Raggedy Ann(e)
Ain’t nothing left
Cause you ran yourself raggedy
Ain’t nothing but a ghost walking to and fro
Mumbling to-do lists and calendar dates
Ain’t nobody fault but your own
You let them run you raggedy
Down to your bare soul
Each task mocking you
Laughing loudly
Girl, get it together and let it go.
Ain’t nobody ask for no raggedy Ann
The past month and a half has been a whirlwind of emotions and events. It feels as if each day happened two weeks ago. I found myself subscribing to grind culture. I thought I could be hyper-productive through the stress, but I was wrong and it all came crashing down last Wednesday.
I had to take a break.
I was running myself raggedy. I could feel it in my body and see it on my face. I knew that I could not continue the semester in this way. I reached out to some friends who gathered me in a loving way. So I sat myself down and had an honest talk.
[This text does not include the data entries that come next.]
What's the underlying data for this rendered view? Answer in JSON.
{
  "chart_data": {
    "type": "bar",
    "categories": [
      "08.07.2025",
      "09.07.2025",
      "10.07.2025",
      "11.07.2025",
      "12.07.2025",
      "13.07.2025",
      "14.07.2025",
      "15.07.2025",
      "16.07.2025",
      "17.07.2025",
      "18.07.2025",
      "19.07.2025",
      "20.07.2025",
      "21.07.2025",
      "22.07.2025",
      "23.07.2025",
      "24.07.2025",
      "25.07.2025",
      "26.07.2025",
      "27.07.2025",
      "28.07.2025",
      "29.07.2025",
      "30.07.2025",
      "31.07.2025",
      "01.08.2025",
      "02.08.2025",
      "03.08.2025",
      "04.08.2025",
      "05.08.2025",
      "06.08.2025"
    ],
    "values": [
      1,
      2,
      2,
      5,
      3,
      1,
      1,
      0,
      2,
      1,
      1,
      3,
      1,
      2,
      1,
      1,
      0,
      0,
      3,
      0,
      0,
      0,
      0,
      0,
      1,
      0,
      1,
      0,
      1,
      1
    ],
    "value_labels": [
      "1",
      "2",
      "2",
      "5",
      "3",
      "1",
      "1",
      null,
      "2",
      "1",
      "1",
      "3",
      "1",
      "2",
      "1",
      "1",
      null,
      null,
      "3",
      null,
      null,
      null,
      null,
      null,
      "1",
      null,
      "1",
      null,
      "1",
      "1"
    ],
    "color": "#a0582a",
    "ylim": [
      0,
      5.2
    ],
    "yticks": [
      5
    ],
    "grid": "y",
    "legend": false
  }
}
Question Negative Thoughts - I had to ask myself “Who told you that you are not good enough”? Truth is that no one told me that. Why have I let this thought run free? We have to quickly address negative thoughts and correct them. Allowing them to run free through your mind will cause further harm.
Unrealistic Expectations - Along with the self-inflicting negative thoughts I also realized that the expectations that I were trying to meet came from me. I had this idea of what a successful school counselor, doctoral student, partner, friend, daughter, sister, Soror, etc looked liked during the midst of a pandemic and I was failing. However, no one placed these expectations on me. I had to free myself from them.
It’s Okay to Change my Mind - I was hellbent on sticking with a schedule that I created before I started working full-time and attending school part-time. Now that I am six weeks into this hot mess express I had to re-evaluate my schedule. So I scheduled a morning walk, reading for fun, and increased the days I want to work from home. It has only been a week with these new changes, but I feel significantly better. If your current plan is not working for you- just create a new one. It’s okay.
I want to encourage you not to run yourself raggedy- mentally, emotionally, or physically. Take some time today to truly check in with yourself. Make yourself some tea and evaluate how things are going. Be embolden to make adjustments as needed.